Каждый ваш вклад станет инвестицией в качественный контент: в новые репортажи, истории, расследования, подкасты и документальные фильмы, создание которых было бы невозможно без вашей поддержки.Пожертвовать
Фото: Тимур Абасов
11статей

Мы публикуем истории людей, которые столкнулись с разного рода проблемами, но сумели найти в себе силы справиться с ними. О том, как болезни, сложные жизненные ситуации, а иногда просто стечения обстоятельств полностью меняют жизнь человека, рассказывают те, кому пришлось это пережить.

Мой гепатит

В октябре прошлого года я трудился на заводе «Телта». Был грузчиком. Практиковал жизнь духа. Боролся с затяжной депрессией — в 2011 году умер мой сын. Диабет, случившийся на нервной почве спустя два года, её усугубил. Попытки прийти в себя оканчивались водкой. Я мучительно искал хоть какие-то смыслы, чтобы по утрам подниматься с постели. Много читал, пытался написать хоть что-нибудь стоящее. Иногда, в моменты просветления, думал, что горести позади, и всё будет хорошо. Но вышло иначе. Однажды утром я с особенным трудом собрался на завод. В автобусе к горлу подступила тошнота. Дойдя до работы, я не смог поднять коробку, и уже через два часа сидел у врача. Сдал анализы...

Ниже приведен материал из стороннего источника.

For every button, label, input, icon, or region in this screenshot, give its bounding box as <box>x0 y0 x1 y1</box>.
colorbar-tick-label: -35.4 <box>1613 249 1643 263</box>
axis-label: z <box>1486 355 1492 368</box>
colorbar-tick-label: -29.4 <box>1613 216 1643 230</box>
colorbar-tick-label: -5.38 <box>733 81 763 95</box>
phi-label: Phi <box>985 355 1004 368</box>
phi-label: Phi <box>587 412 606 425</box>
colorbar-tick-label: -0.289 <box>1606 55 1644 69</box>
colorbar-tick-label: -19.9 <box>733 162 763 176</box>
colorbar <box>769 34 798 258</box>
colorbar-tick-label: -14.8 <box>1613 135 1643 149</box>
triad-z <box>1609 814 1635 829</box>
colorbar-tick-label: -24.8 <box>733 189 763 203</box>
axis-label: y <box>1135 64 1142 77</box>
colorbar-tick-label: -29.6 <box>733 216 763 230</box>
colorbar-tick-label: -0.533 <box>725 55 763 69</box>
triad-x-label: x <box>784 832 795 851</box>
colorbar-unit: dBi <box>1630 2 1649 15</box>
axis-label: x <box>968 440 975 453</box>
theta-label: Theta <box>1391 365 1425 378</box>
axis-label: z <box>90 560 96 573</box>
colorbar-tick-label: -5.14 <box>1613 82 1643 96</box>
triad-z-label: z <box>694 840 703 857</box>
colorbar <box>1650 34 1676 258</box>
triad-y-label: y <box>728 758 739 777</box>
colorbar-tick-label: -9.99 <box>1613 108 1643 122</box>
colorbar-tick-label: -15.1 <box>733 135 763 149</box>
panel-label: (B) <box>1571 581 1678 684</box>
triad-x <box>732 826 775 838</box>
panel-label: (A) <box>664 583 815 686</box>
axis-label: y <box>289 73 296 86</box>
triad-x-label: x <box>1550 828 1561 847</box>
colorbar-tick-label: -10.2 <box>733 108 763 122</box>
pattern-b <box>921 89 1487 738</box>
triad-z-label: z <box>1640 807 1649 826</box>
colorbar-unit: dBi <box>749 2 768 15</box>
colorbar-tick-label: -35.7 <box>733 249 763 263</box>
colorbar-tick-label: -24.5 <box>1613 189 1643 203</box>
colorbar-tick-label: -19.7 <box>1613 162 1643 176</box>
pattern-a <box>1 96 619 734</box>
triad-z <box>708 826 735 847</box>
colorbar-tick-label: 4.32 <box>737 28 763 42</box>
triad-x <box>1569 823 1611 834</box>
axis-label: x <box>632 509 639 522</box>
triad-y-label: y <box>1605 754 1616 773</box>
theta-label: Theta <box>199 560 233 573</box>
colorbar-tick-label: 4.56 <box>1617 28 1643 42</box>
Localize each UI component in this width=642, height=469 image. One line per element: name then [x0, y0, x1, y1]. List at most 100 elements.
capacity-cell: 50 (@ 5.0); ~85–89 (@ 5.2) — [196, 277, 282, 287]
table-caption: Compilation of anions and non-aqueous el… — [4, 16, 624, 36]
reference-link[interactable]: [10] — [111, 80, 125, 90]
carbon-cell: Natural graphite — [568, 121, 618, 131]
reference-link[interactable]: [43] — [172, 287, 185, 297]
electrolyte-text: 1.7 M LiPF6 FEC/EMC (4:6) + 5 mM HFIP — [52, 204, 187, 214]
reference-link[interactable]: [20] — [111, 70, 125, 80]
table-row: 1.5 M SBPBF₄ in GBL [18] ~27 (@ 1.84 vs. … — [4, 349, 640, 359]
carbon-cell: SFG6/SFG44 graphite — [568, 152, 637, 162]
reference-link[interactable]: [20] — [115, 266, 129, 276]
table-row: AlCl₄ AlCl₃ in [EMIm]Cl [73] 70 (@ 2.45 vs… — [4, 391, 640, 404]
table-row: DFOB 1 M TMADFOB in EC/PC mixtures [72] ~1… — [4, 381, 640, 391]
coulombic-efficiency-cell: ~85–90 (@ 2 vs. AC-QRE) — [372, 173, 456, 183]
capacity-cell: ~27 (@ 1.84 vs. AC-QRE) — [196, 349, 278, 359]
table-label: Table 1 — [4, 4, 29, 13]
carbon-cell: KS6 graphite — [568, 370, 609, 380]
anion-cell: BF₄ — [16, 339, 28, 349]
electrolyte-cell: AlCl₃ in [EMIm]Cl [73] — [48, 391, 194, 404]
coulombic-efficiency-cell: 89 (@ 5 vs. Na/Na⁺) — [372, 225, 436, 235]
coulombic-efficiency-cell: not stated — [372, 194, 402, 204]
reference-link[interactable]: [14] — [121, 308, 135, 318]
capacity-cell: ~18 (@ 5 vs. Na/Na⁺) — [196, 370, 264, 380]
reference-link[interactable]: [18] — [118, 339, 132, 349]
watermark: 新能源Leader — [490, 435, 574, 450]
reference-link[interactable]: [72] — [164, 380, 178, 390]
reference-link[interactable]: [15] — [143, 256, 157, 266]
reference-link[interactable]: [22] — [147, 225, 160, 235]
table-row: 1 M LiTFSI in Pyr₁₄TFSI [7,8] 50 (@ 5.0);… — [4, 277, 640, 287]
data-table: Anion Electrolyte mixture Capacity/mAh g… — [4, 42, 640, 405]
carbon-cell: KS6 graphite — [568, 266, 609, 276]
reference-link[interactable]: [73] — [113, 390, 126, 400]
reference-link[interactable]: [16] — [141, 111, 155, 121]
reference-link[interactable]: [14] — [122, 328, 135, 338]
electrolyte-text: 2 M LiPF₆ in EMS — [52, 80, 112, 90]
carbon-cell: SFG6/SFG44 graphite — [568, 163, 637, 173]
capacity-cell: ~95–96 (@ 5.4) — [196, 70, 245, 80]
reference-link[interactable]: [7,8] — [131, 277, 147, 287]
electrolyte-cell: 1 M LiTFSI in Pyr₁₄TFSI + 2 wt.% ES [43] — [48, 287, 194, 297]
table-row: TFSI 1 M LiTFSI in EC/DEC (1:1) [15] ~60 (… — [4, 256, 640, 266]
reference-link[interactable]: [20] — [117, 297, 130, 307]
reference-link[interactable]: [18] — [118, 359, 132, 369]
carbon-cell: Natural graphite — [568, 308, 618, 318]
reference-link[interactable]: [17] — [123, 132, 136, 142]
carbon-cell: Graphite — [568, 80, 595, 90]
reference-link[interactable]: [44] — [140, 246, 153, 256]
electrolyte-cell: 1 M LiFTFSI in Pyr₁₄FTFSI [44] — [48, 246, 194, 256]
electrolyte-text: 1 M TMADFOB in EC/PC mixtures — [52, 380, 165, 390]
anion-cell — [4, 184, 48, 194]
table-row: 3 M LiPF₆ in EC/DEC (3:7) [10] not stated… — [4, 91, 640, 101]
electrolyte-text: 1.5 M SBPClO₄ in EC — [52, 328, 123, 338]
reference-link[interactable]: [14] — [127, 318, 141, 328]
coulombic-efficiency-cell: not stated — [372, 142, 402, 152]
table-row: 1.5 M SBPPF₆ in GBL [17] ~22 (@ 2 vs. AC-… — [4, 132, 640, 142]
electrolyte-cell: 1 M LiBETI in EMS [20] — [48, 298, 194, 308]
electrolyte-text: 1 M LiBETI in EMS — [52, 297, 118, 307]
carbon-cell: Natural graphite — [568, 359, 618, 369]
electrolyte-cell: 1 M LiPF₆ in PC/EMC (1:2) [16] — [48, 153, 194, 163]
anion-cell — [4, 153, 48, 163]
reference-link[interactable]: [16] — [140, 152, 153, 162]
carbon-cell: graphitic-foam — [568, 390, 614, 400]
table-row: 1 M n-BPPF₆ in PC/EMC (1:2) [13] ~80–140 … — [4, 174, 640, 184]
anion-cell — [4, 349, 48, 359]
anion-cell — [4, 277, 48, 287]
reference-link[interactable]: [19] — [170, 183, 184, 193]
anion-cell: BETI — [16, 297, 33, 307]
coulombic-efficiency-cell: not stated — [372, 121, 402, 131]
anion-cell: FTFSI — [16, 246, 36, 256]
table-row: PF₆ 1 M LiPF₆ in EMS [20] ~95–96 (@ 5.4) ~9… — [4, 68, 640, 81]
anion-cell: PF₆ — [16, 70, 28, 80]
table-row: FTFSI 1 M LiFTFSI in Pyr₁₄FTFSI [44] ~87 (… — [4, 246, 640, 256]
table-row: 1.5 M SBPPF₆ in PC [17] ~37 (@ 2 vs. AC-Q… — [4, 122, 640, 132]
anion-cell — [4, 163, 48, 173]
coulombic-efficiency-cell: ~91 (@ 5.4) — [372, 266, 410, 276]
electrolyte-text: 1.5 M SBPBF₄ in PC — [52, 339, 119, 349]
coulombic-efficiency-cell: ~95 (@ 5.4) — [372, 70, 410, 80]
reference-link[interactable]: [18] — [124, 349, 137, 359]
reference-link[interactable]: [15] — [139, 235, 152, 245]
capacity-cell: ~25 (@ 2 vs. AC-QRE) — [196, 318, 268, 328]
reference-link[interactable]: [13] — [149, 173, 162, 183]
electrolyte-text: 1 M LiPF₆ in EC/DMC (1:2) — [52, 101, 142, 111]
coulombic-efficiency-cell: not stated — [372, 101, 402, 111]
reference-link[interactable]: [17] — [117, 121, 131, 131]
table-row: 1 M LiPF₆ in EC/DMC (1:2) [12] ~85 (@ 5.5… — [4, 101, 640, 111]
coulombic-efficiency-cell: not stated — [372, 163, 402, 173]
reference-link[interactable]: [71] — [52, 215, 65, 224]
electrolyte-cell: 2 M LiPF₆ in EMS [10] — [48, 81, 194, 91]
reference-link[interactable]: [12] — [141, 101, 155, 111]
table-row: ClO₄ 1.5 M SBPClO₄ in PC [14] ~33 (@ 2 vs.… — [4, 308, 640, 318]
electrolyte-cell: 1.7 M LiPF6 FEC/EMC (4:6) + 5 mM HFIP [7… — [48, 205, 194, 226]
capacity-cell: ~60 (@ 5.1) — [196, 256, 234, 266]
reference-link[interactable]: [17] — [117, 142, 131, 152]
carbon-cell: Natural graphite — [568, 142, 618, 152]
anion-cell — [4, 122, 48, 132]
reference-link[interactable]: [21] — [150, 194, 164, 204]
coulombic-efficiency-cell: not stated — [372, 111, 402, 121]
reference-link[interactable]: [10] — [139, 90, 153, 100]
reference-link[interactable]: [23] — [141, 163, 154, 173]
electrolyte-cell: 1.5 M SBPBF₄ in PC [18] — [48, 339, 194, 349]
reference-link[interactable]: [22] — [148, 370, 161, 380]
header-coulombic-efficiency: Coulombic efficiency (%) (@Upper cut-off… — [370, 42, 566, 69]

Биохимия крови показала повышенный уровень АЛТ и АСТ. Эти результаты сильно встревожили терапевта. Она тут же выписала направления на новые анализы: ВИЧ, гепатит B и гепатит С. Кабинет я покидал в состоянии «гроги». Придя домой, всё рассказал подруге. В страхе за неё провел бессонную ночь. Утром мы вместе сдали анализы. Она оказалась здорова, я — нет. У меня выявили хронический гепатит C.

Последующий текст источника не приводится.